Table of Contents

Interface IStreamingDataLoader<T, TInput, TOutput>

Namespace
AiDotNet.Interfaces
Assembly
AiDotNet.dll

Interface for streaming data loaders that process data on-demand without loading all data into memory.

public interface IStreamingDataLoader<T, TInput, TOutput> : IDataLoader<T>, IResettable, ICountable

Type Parameters

T

The numeric type used for calculations, typically float or double.

TInput

The input data type for each sample.

TOutput

The output/label data type for each sample.

Inherited Members
Extension Methods

Remarks

IStreamingDataLoader is designed for datasets that are too large to fit in memory. Unlike IInputOutputDataLoader which provides Features and Labels properties for all data, streaming loaders read data on-demand and yield batches through iteration.

For Beginners: When your dataset is too large to fit in RAM (like millions of images or text documents), you can't load it all at once. Streaming data loaders solve this by reading data piece by piece as needed during training.

Example usage:

var loader = DataLoaders.FromCsv<float>("huge_dataset.csv", parseRow);
loader.BatchSize = 32; // Set batch size before iteration

await foreach (var (inputs, labels) in loader.GetBatchesAsync())
{
    await model.TrainOnBatchAsync(inputs, labels);
}

Properties

BatchSize

Gets or sets the batch size for iteration.

int BatchSize { get; set; }

Property Value

int

NumWorkers

Gets the number of parallel workers for sample loading.

int NumWorkers { get; }

Property Value

int

PrefetchCount

Gets the number of batches to prefetch for improved throughput.

int PrefetchCount { get; }

Property Value

int

SampleCount

Gets the total number of samples in the dataset.

int SampleCount { get; }

Property Value

int

Remarks

This may be known upfront (e.g., from file metadata) or estimated. For truly streaming sources where the count is unknown, this may return -1.

Methods

GetBatches(bool, bool, int?)

Iterates through the dataset in batches synchronously.

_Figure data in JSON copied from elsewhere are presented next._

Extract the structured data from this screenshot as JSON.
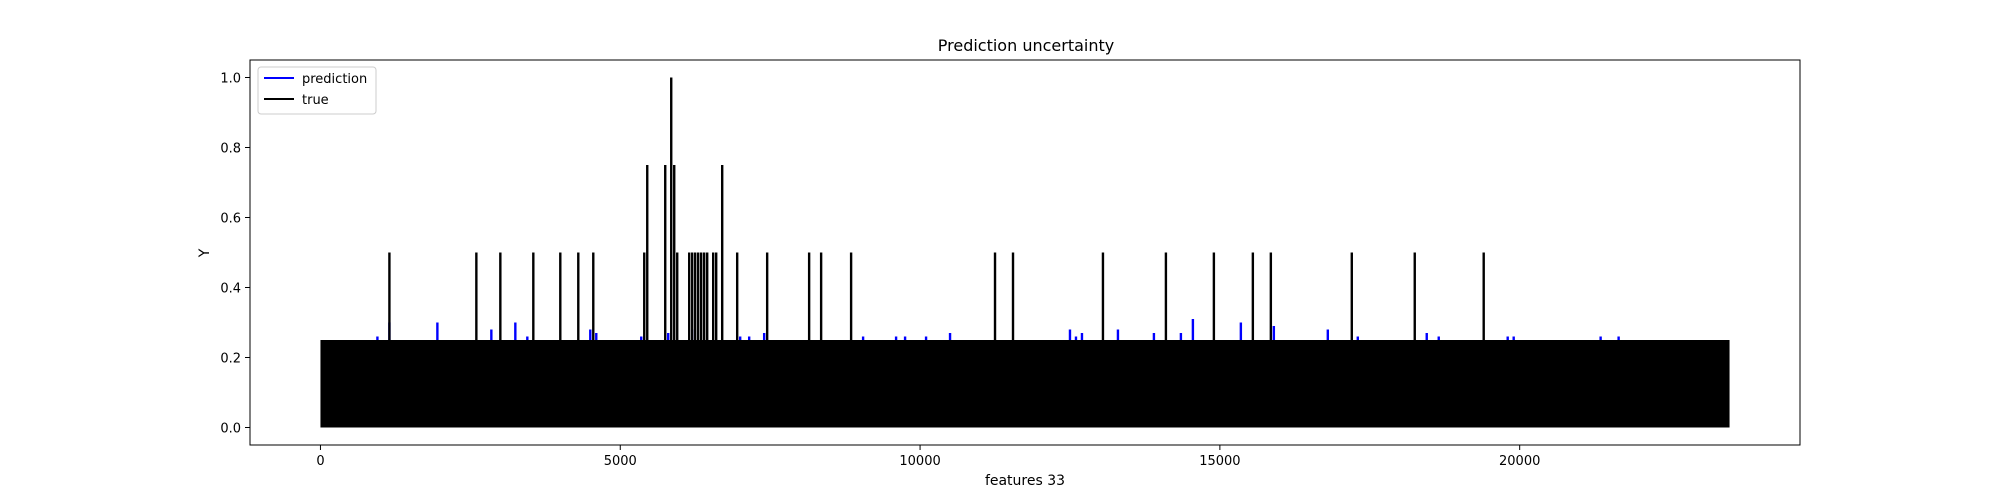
{
  "chart_data": {
    "type": "line",
    "title": "Prediction uncertainty",
    "xlabel": "features 33",
    "ylabel": "Y",
    "xlim": [
      -1175,
      24675
    ],
    "ylim": [
      -0.05,
      1.05
    ],
    "xticks": [
      0,
      5000,
      10000,
      15000,
      20000
    ],
    "yticks": [
      0.0,
      0.2,
      0.4,
      0.6,
      0.8,
      1.0
    ],
    "ytick_labels": [
      "0.0",
      "0.2",
      "0.4",
      "0.6",
      "0.8",
      "1.0"
    ],
    "grid": false,
    "legend_position": "top-left",
    "dense_band": {
      "x_range": [
        0,
        23500
      ],
      "y_range": [
        0.0,
        0.25
      ]
    },
    "series": [
      {
        "name": "prediction",
        "color": "#0000ff",
        "baseline": 0.25,
        "spikes": [
          {
            "x": 950,
            "y": 0.26
          },
          {
            "x": 1150,
            "y": 0.3
          },
          {
            "x": 1950,
            "y": 0.3
          },
          {
            "x": 2850,
            "y": 0.28
          },
          {
            "x": 3250,
            "y": 0.3
          },
          {
            "x": 3450,
            "y": 0.26
          },
          {
            "x": 4500,
            "y": 0.28
          },
          {
            "x": 4600,
            "y": 0.27
          },
          {
            "x": 5350,
            "y": 0.26
          },
          {
            "x": 5800,
            "y": 0.27
          },
          {
            "x": 6200,
            "y": 0.28
          },
          {
            "x": 7000,
            "y": 0.26
          },
          {
            "x": 7150,
            "y": 0.26
          },
          {
            "x": 7400,
            "y": 0.27
          },
          {
            "x": 9050,
            "y": 0.26
          },
          {
            "x": 9600,
            "y": 0.26
          },
          {
            "x": 9750,
            "y": 0.26
          },
          {
            "x": 10100,
            "y": 0.26
          },
          {
            "x": 10500,
            "y": 0.27
          },
          {
            "x": 12500,
            "y": 0.28
          },
          {
            "x": 12600,
            "y": 0.26
          },
          {
            "x": 12700,
            "y": 0.27
          },
          {
            "x": 13300,
            "y": 0.28
          },
          {
            "x": 13900,
            "y": 0.27
          },
          {
            "x": 14350,
            "y": 0.27
          },
          {
            "x": 14550,
            "y": 0.31
          },
          {
            "x": 15350,
            "y": 0.3
          },
          {
            "x": 15900,
            "y": 0.29
          },
          {
            "x": 16800,
            "y": 0.28
          },
          {
            "x": 17300,
            "y": 0.26
          },
          {
            "x": 18450,
            "y": 0.27
          },
          {
            "x": 18650,
            "y": 0.26
          },
          {
            "x": 19800,
            "y": 0.26
          },
          {
            "x": 19900,
            "y": 0.26
          },
          {
            "x": 21350,
            "y": 0.26
          },
          {
            "x": 21650,
            "y": 0.26
          }
        ]
      },
      {
        "name": "true",
        "color": "#000000",
        "baseline": 0.25,
        "spikes": [
          {
            "x": 1150,
            "y": 0.5
          },
          {
            "x": 2600,
            "y": 0.5
          },
          {
            "x": 3000,
            "y": 0.5
          },
          {
            "x": 3550,
            "y": 0.5
          },
          {
            "x": 4000,
            "y": 0.5
          },
          {
            "x": 4300,
            "y": 0.5
          },
          {
            "x": 4550,
            "y": 0.5
          },
          {
            "x": 5400,
            "y": 0.5
          },
          {
            "x": 5450,
            "y": 0.75
          },
          {
            "x": 5750,
            "y": 0.75
          },
          {
            "x": 5850,
            "y": 1.0
          },
          {
            "x": 5900,
            "y": 0.75
          },
          {
            "x": 5950,
            "y": 0.5
          },
          {
            "x": 6150,
            "y": 0.5
          },
          {
            "x": 6200,
            "y": 0.5
          },
          {
            "x": 6250,
            "y": 0.5
          },
          {
            "x": 6300,
            "y": 0.5
          },
          {
            "x": 6350,
            "y": 0.5
          },
          {
            "x": 6400,
            "y": 0.5
          },
          {
            "x": 6450,
            "y": 0.5
          },
          {
            "x": 6550,
            "y": 0.5
          },
          {
            "x": 6600,
            "y": 0.5
          },
          {
            "x": 6700,
            "y": 0.75
          },
          {
            "x": 6950,
            "y": 0.5
          },
          {
            "x": 7450,
            "y": 0.5
          },
          {
            "x": 8150,
            "y": 0.5
          },
          {
            "x": 8350,
            "y": 0.5
          },
          {
            "x": 8850,
            "y": 0.5
          },
          {
            "x": 11250,
            "y": 0.5
          },
          {
            "x": 11550,
            "y": 0.5
          },
          {
            "x": 13050,
            "y": 0.5
          },
          {
            "x": 14100,
            "y": 0.5
          },
          {
            "x": 14900,
            "y": 0.5
          },
          {
            "x": 15550,
            "y": 0.5
          },
          {
            "x": 15850,
            "y": 0.5
          },
          {
            "x": 17200,
            "y": 0.5
          },
          {
            "x": 18250,
            "y": 0.5
          },
          {
            "x": 19400,
            "y": 0.5
          }
        ]
      }
    ]
  }
}
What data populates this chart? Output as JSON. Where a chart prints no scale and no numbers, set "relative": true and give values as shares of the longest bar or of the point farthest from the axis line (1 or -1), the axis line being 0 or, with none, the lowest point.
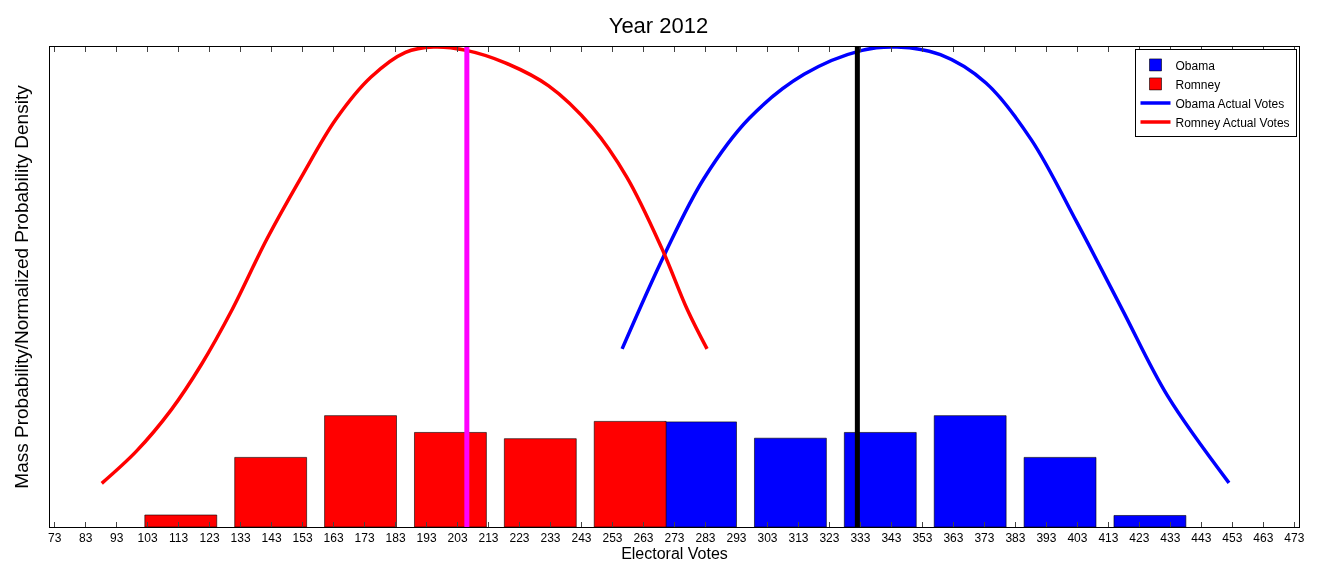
{
  "chart_data": {
    "type": "bar",
    "title": "Year 2012",
    "xlabel": "Electoral Votes",
    "ylabel": "Mass Probability/Normalized Probability Density",
    "relative": true,
    "legend": "top right",
    "xlim": [
      71.5,
      474.5
    ],
    "xticks": [
      73,
      83,
      93,
      103,
      113,
      123,
      133,
      143,
      153,
      163,
      173,
      183,
      193,
      203,
      213,
      223,
      233,
      243,
      253,
      263,
      273,
      283,
      293,
      303,
      313,
      323,
      333,
      343,
      353,
      363,
      373,
      383,
      393,
      403,
      413,
      423,
      433,
      443,
      453,
      463,
      473
    ],
    "series": [
      {
        "name": "Obama",
        "color": "#0000ff",
        "x": [
          281.4,
          310.4,
          339.4,
          368.4,
          397.4,
          426.4
        ],
        "values": [
          0.219,
          0.185,
          0.197,
          0.232,
          0.145,
          0.024
        ]
      },
      {
        "name": "Romney",
        "color": "#ff0000",
        "x": [
          113.7,
          142.7,
          171.7,
          200.7,
          229.7,
          258.7
        ],
        "values": [
          0.025,
          0.145,
          0.232,
          0.197,
          0.184,
          0.22
        ]
      },
      {
        "name": "Obama Actual Votes",
        "type": "line",
        "color": "#0000ff",
        "x": [
          256.1,
          270.1,
          282.5,
          297.2,
          314.8,
          333.5,
          344.8,
          358.8,
          373.5,
          388.1,
          402.8,
          417.4,
          432.1,
          451.9
        ],
        "values": [
          0.371,
          0.572,
          0.726,
          0.852,
          0.943,
          0.993,
          1.0,
          0.984,
          0.925,
          0.807,
          0.635,
          0.454,
          0.273,
          0.092
        ]
      },
      {
        "name": "Romney Actual Votes",
        "type": "line",
        "color": "#ff0000",
        "x": [
          88.2,
          99.4,
          110.6,
          120.4,
          130.2,
          141.4,
          152.6,
          163.8,
          175.0,
          186.2,
          195.3,
          205.8,
          218.4,
          232.4,
          246.4,
          257.6,
          268.8,
          277.2,
          283.5
        ],
        "values": [
          0.091,
          0.158,
          0.244,
          0.339,
          0.452,
          0.599,
          0.729,
          0.85,
          0.937,
          0.989,
          1.0,
          0.993,
          0.967,
          0.919,
          0.833,
          0.729,
          0.582,
          0.452,
          0.371
        ]
      }
    ],
    "ref_lines": [
      {
        "axis": "x",
        "value": 206,
        "color": "#ff00ff"
      },
      {
        "axis": "x",
        "value": 332,
        "color": "#000000"
      }
    ]
  }
}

IEnumerable<(TInput[] Inputs, TOutput[] Outputs)> GetBatches(bool shuffle = true, bool dropLast = false, int? seed = null)

Parameters

shuffle bool

Whether to shuffle the data before batching.

dropLast bool

Whether to drop the last incomplete batch.

seed int?

Optional random seed for reproducibility.

Returns

IEnumerable<(TInput[] Inputs, TOutput[] Outputs)>

An enumerable of batches, each containing arrays of inputs and outputs.

Remarks

For Beginners: Use this when you want simple, synchronous iteration. Each iteration gives you a batch of inputs and their corresponding outputs.

GetBatchesAsync(bool, bool, int?, CancellationToken)

Iterates through the dataset in batches asynchronously with prefetching.

IAsyncEnumerable<(TInput[] Inputs, TOutput[] Outputs)> GetBatchesAsync(bool shuffle = true, bool dropLast = false, int? seed = null, CancellationToken cancellationToken = default)

Parameters

shuffle bool

Whether to shuffle the data before batching.

dropLast bool

Whether to drop the last incomplete batch.

seed int?

Optional random seed for reproducibility.

cancellationToken CancellationToken

Token to cancel the iteration.

Returns

IAsyncEnumerable<(TInput[] Inputs, TOutput[] Outputs)>

An async enumerable of batches, each containing arrays of inputs and outputs.

Remarks

For Beginners: This is the recommended method for training. It uses async/await to overlap data loading with model training, keeping your GPU busy while the next batch is being prepared.

Example:

await foreach (var batch in loader.GetBatchesAsync(shuffle: true))
{
    await model.TrainOnBatchAsync(batch.Inputs, batch.Outputs);
}